Sogyal Rinpoche suggests that seeing someone in pain, in person or on the news, could inspire us to meditate on compassion. “Any one of these sights could open the eyes of your heart to the fact of vast suffering in the world. Let it. Don’t waste the love and grief it arouses; in the moment you feel compassion welling up in you, don’t brush it aside, don’t shrug it off and try quickly to return to ‘normal,’ don’t be afraid of your feeling or embarrassed by it, or allow yourself to be distracted from it or let it run aground in apathy. Be vulnerable; use that quick, bright uprush of compassion; focus on it, go deep in your heart and meditate on it, develop it, enhance, and deepen it. By doing this you will realize how blind you have been to suffering, how the pain that you are experiencing or seeing now is only a tiny fraction of the pain of the world.
“All beings, everywhere, suffer; let your heart go out to them all in spontaneous and immeasurable compassion, and direct that compassion, along with the blessing of all the Buddhas, to the alleviation of suffering everywhere.

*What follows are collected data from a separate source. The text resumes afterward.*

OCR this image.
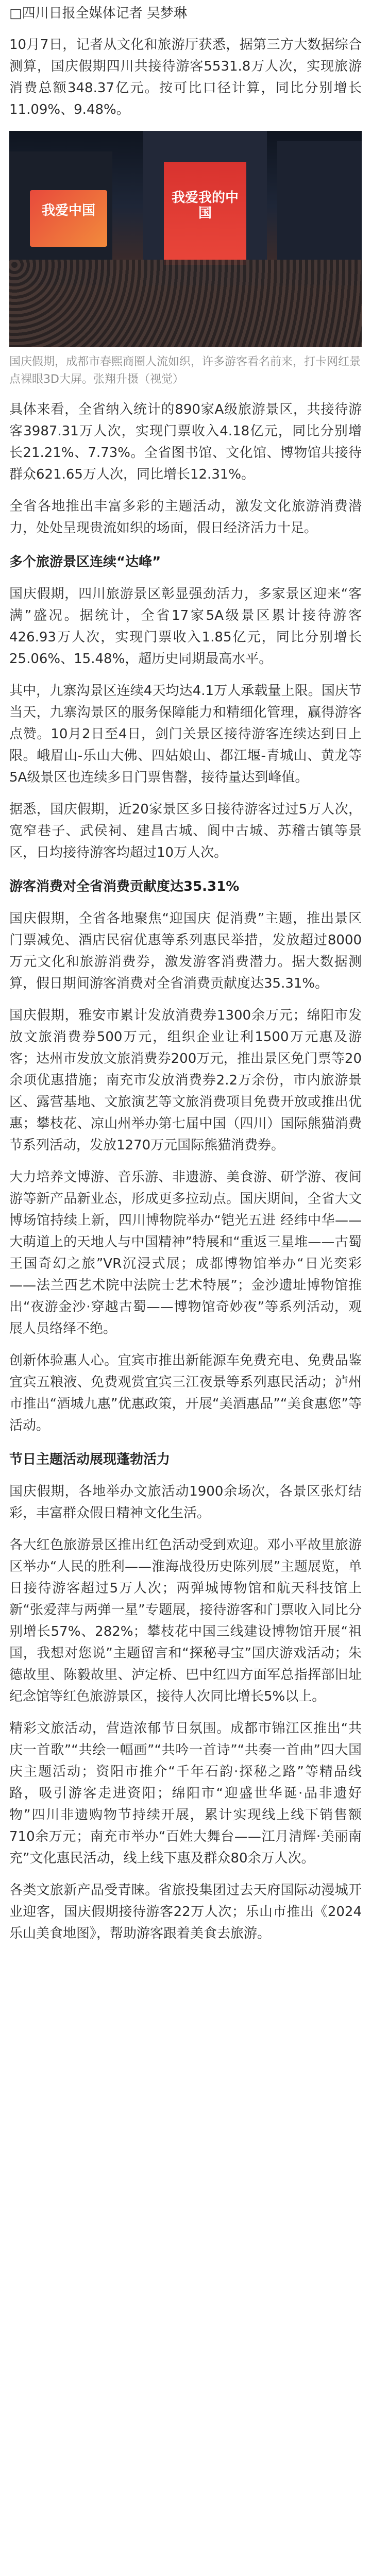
□四川日报全媒体记者 吴梦琳

10月7日，记者从文化和旅游厅获悉，据第三方大数据综合测算，国庆假期四川共接待游客5531.8万人次，实现旅游消费总额348.37亿元。按可比口径计算，同比分别增长11.09%、9.48%。

我爱中国
我爱我的中国
国庆假期，成都市春熙商圈人流如织，许多游客看名前来，打卡网红景点裸眼3D大屏。张翔升摄（视觉）

具体来看，全省纳入统计的890家A级旅游景区，共接待游客3987.31万人次，实现门票收入4.18亿元，同比分别增长21.21%、7.73%。全省图书馆、文化馆、博物馆共接待群众621.65万人次，同比增长12.31%。

全省各地推出丰富多彩的主题活动，激发文化旅游消费潜力，处处呈现贵流如织的场面，假日经济活力十足。

多个旅游景区连续“达峰”

国庆假期，四川旅游景区彰显强劲活力，多家景区迎来“客满”盛况。据统计，全省17家5A级景区累计接待游客426.93万人次，实现门票收入1.85亿元，同比分别增长25.06%、15.48%，超历史同期最高水平。

其中，九寨沟景区连续4天均达4.1万人承载量上限。国庆节当天，九寨沟景区的服务保障能力和精细化管理，赢得游客点赞。10月2日至4日，剑门关景区接待游客连续达到日上限。峨眉山-乐山大佛、四姑娘山、都江堰-青城山、黄龙等5A级景区也连续多日门票售罄，接待量达到峰值。

据悉，国庆假期，近20家景区多日接待游客过过5万人次，宽窄巷子、武侯祠、建昌古城、阆中古城、苏稽古镇等景区，日均接待游客均超过10万人次。

游客消费对全省消费贡献度达35.31%

国庆假期，全省各地聚焦“迎国庆 促消费”主题，推出景区门票减免、酒店民宿优惠等系列惠民举措，发放超过8000万元文化和旅游消费券，激发游客消费潜力。据大数据测算，假日期间游客消费对全省消费贡献度达35.31%。

国庆假期，雅安市累计发放消费券1300余万元；绵阳市发放文旅消费券500万元，组织企业让利1500万元惠及游客；达州市发放文旅消费券200万元，推出景区免门票等20余项优惠措施；南充市发放消费券2.2万余份，市内旅游景区、露营基地、文旅演艺等文旅消费项目免费开放或推出优惠；攀枝花、凉山州举办第七届中国（四川）国际熊猫消费节系列活动，发放1270万元国际熊猫消费券。

大力培养文博游、音乐游、非遗游、美食游、研学游、夜间游等新产品新业态，形成更多拉动点。国庆期间，全省大文博场馆持续上新，四川博物院举办“铠光五进 经纬中华——大萌道上的天地人与中国精神”特展和“重返三星堆——古蜀王国奇幻之旅”VR沉浸式展；成都博物馆举办“日光奕彩——法兰西艺术院中法院士艺术特展”；金沙遗址博物馆推出“夜游金沙·穿越古蜀——博物馆奇妙夜”等系列活动，观展人员络绎不绝。

创新体验惠人心。宜宾市推出新能源车免费充电、免费品鉴宜宾五粮液、免费观赏宜宾三江夜景等系列惠民活动；泸州市推出“酒城九惠”优惠政策，开展“美酒惠品”“美食惠您”等活动。

节日主题活动展现蓬勃活力

国庆假期，各地举办文旅活动1900余场次，各景区张灯结彩，丰富群众假日精神文化生活。

各大红色旅游景区推出红色活动受到欢迎。邓小平故里旅游区举办“人民的胜利——淮海战役历史陈列展”主题展览，单日接待游客超过5万人次；两弹城博物馆和航天科技馆上新“张爱萍与两弹一星”专题展，接待游客和门票收入同比分别增长57%、282%；攀枝花中国三线建设博物馆开展“祖国，我想对您说”主题留言和“探秘寻宝”国庆游戏活动；朱德故里、陈毅故里、泸定桥、巴中红四方面军总指挥部旧址纪念馆等红色旅游景区，接待人次同比增长5%以上。

精彩文旅活动，营造浓郁节日氛围。成都市锦江区推出“共庆一首歌”“共绘一幅画”“共吟一首诗”“共奏一首曲”四大国庆主题活动；资阳市推介“千年石韵·探秘之路”等精品线路，吸引游客走进资阳；绵阳市“迎盛世华诞·品非遗好物”四川非遗购物节持续开展，累计实现线上线下销售额710余万元；南充市举办“百姓大舞台——江月清辉·美丽南充”文化惠民活动，线上线下惠及群众80余万人次。

各类文旅新产品受青睐。省旅投集团过去天府国际动漫城开业迎客，国庆假期接待游客22万人次；乐山市推出《2024乐山美食地图》，帮助游客跟着美食去旅游。
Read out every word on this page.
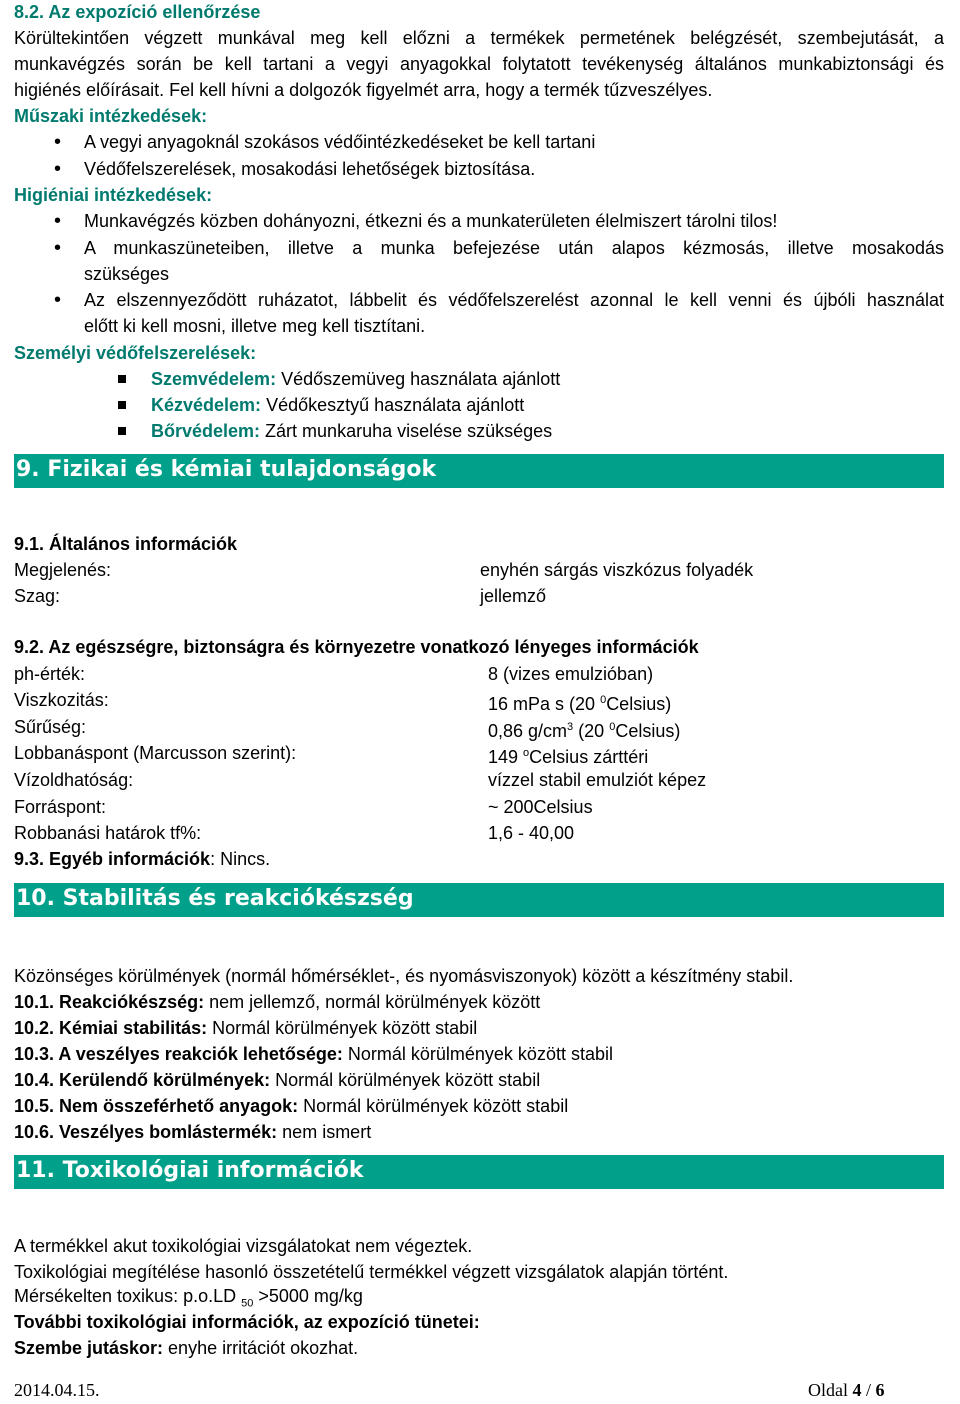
8.2. Az expozíció ellenőrzése
Körültekintően végzett munkával meg kell előzni a termékek permetének belégzését, szembejutását, a
munkavégzés során be kell tartani a vegyi anyagokkal folytatott tevékenység általános munkabiztonsági és
higiénés előírásait. Fel kell hívni a dolgozók figyelmét arra, hogy a termék tűzveszélyes.
Műszaki intézkedések:
• A vegyi anyagoknál szokásos védőintézkedéseket be kell tartani
• Védőfelszerelések, mosakodási lehetőségek biztosítása.
Higiéniai intézkedések:
• Munkavégzés közben dohányozni, étkezni és a munkaterületen élelmiszert tárolni tilos!
• A munkaszüneteiben, illetve a munka befejezése után alapos kézmosás, illetve mosakodás
szükséges
• Az elszennyeződött ruházatot, lábbelit és védőfelszerelést azonnal le kell venni és újbóli használat
előtt ki kell mosni, illetve meg kell tisztítani.
Személyi védőfelszerelések:
Szemvédelem: Védőszemüveg használata ajánlott
Kézvédelem: Védőkesztyű használata ajánlott
Bőrvédelem: Zárt munkaruha viselése szükséges
9. Fizikai és kémiai tulajdonságok
9.1. Általános információk
Megjelenés:	enyhén sárgás viszkózus folyadék
Szag:	jellemző
9.2. Az egészségre, biztonságra és környezetre vonatkozó lényeges információk
ph-érték:	8 (vizes emulzióban)
Viszkozitás:	16 mPa s (20 $^0$Celsius)
Sűrűség:	0,86 $g/cm^3$ (20 $^0$Celsius)
Lobbanáspont (Marcusson szerint):	149 $^o$Celsius zárttéri
Vízoldhatóság:	vízzel stabil emulziót képez
Forráspont:	~ 200Celsius
Robbanási határok tf%:	1,6 - 40,00
9.3. Egyéb információk: Nincs.
10. Stabilitás és reakciókészség
Közönséges körülmények (normál hőmérséklet-, és nyomásviszonyok) között a készítmény stabil.
10.1. Reakciókészség: nem jellemző, normál körülmények között
10.2. Kémiai stabilitás: Normál körülmények között stabil
10.3. A veszélyes reakciók lehetősége: Normál körülmények között stabil
10.4. Kerülendő körülmények: Normál körülmények között stabil
10.5. Nem összeférhető anyagok: Normál körülmények között stabil
10.6. Veszélyes bomlástermék: nem ismert
11. Toxikológiai információk
A termékkel akut toxikológiai vizsgálatokat nem végeztek.
Toxikológiai megítélése hasonló összetételű termékkel végzett vizsgálatok alapján történt.
Mérsékelten toxikus: p.o.LD $_{50}$ >5000 mg/kg
További toxikológiai információk, az expozíció tünetei:
Szembe jutáskor: enyhe irritációt okozhat.
2014.04.15.	Oldal 4 / 6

“Compassion is a far greater and nobler thing than pity. Pity has its roots in fear, and a sense of arrogance and condescension, sometimes even a smug feeling of ‘I’m glad it’s not me.’ As Stephen Levine says: ‘When your fear touches someone’s pain it becomes pity; when your love touches someone’s pain, it becomes compassion.’ To train in compassion, then, is to know all beings are the same and suffer in similar ways, to honor all those who suffer, and to know you are neither separate from nor superior to anyone.”
Pema Chödrön, in Start Where You Are, gives instructions for the tonglen practice itself. Here is a brief excerpt about the main practice:
“You breathe in the pain of a specific person or animal that you wish to help. You breathe out to that person spaciousness or kindness or a good meal or a cup of coffee – whatever you feel would lighten their load. You can do this for anyone: the homeless mother that you pass on the street, your suicidal uncle, or yourself and the pain you are feeling at that very moment. The main point is that the suffering should be real, totally untheoretical. It should be heartfelt, tangible, honest, and vivid.”
After a while you expand the exchange: “You use specific instances of misery and pain as a stepping stone for understanding the universal suffering of people and animals everywhere. …. What you feel for one person, you can extend to all people.”
“You need to work with … both the immediate suffering of one person and the universal suffering of all. …. Working with both situations together makes the practice real and heartfelt; at the same time, it provides vision and a way for you to work with everyone else in the world.”